Photo: Olivia Leigh Photographie
Many ceremony venues like churches only have early-afternoon time slots available, which means you might wind up with several hours' worth of lag time between the end of the ceremony and start of your evening reception. Will your guests mind? Is there a way to work around this? Our wedding etiquette experts are here to answer your wedding timeline questions in our daily post.
Our church ceremony begins at 1 p.m. and our reception doesn't begin until 4:30 p.m. Is that too much of a gap between the ceremony and reception?
This is a tough one. You definitely want to minimize the time between your wedding ceremony and reception to make it easy on your guests, but sometimes circumstances don't make that practical or possible. Churches often have time constraints, which can impact the timing of your wedding day. But when guests have too much time on their hands between the ceremony and reception, they'll either starve (and get cranky) or find a nearby cafe and stuff themselves. Ideally you want your guests to eat and drink and be merry at your reception, not at a bar they found along the way.

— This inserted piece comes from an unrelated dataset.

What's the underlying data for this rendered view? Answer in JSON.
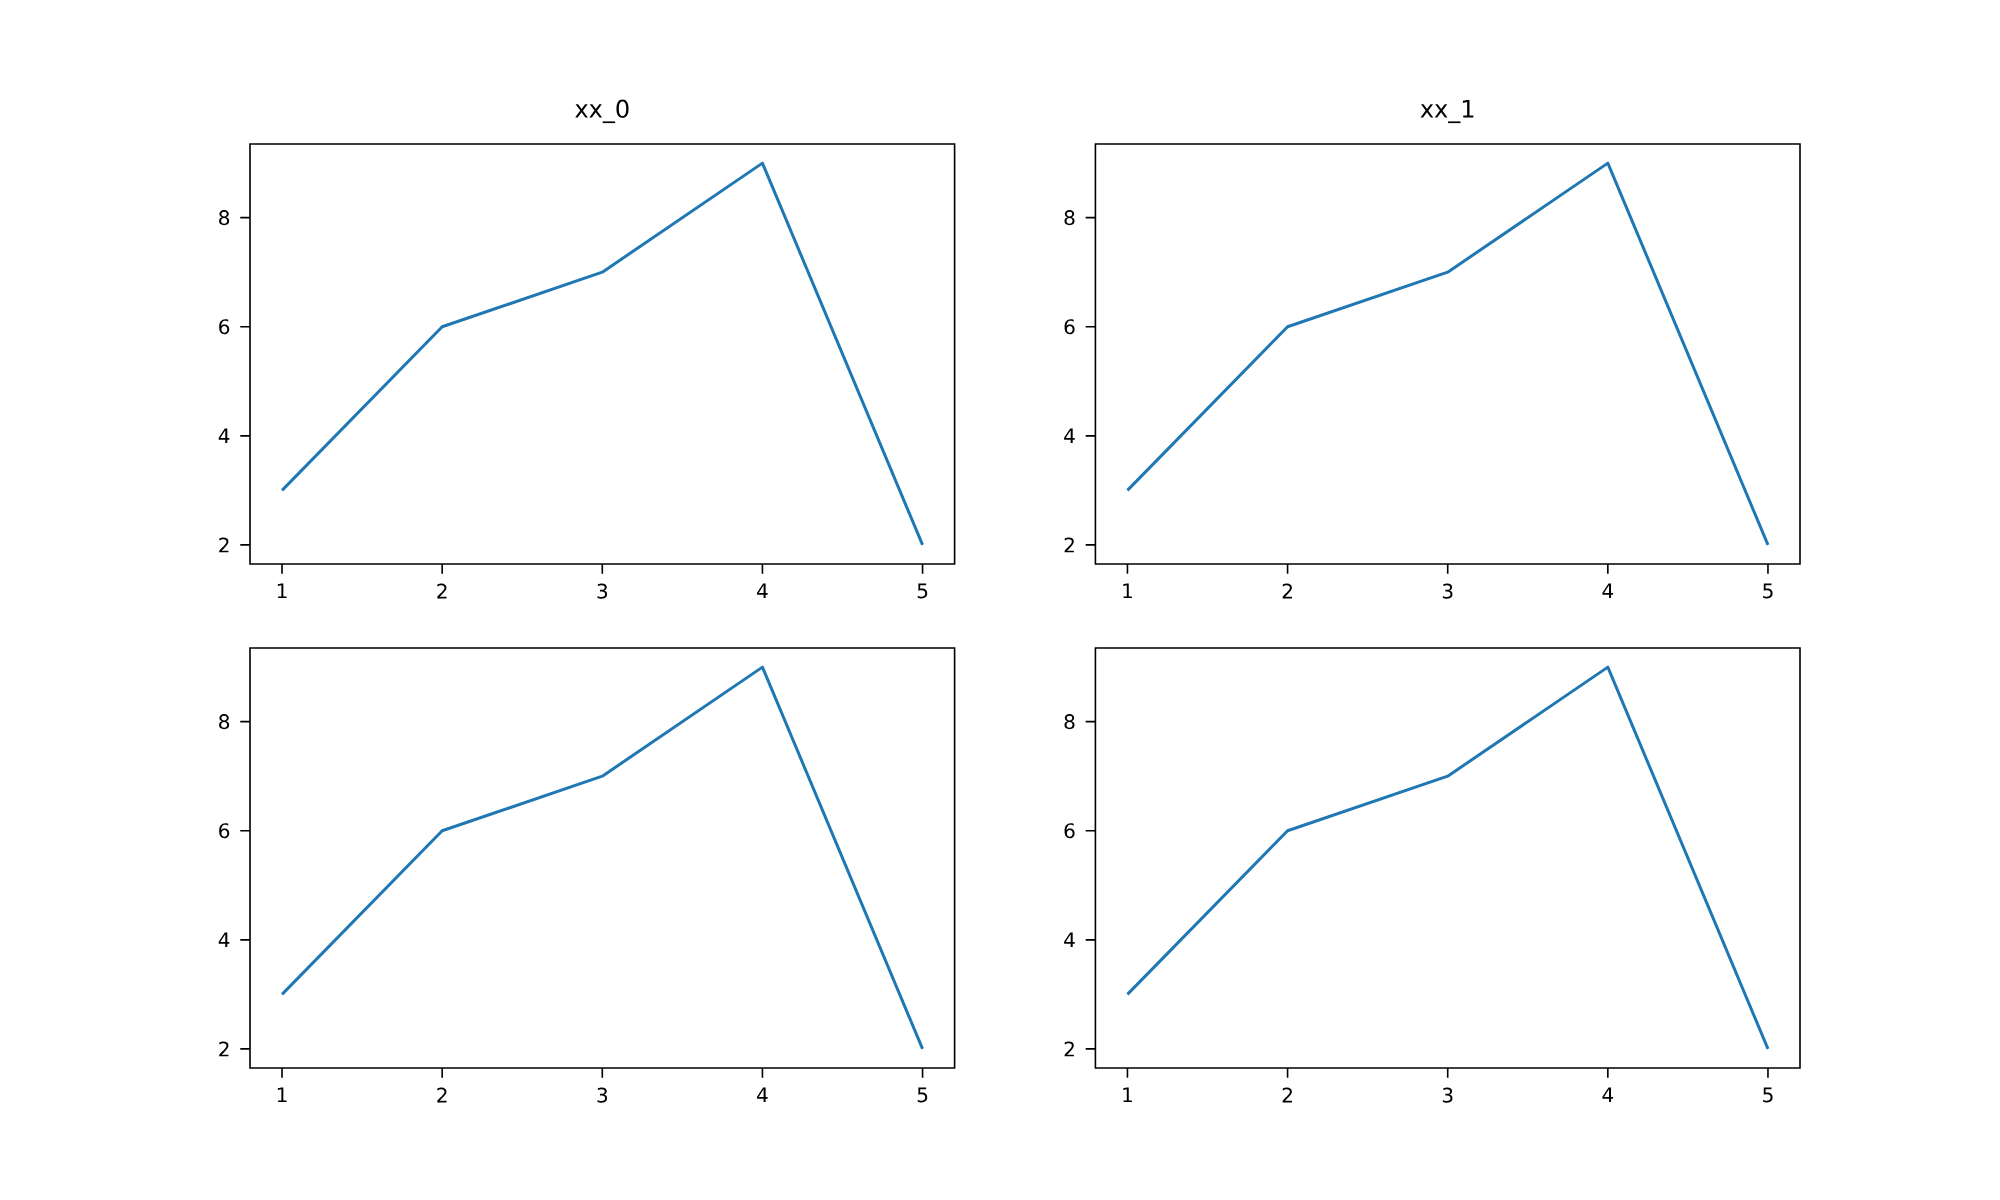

But in your situation, if your ceremony begins at 1 p.m., that means guests will be departing from the church around 2 p.m., leaving them with two and a half hours to kill before the 4:30 p.m. ceremony. While not ideal, it's not a huge time gap (we've seen much longer ones!). Just make sure your guests are entertained or have the option of being entertained. You may want to plan an outing—a sightseeing bus tour, maybe?—or set up a hospitality lounge, with drinks and snacks, at the hotel where your guests will be staying (you can include information and directions in the ceremony program). Your main goal is to make sure nobody's left in the lurch with nowhere to go and nothing to do. Then, make sure your caterer knows to begin serving drinks and hors d'oeuvres immediately at 4:30 p.m. because your guests will definitely be ready to get the party started!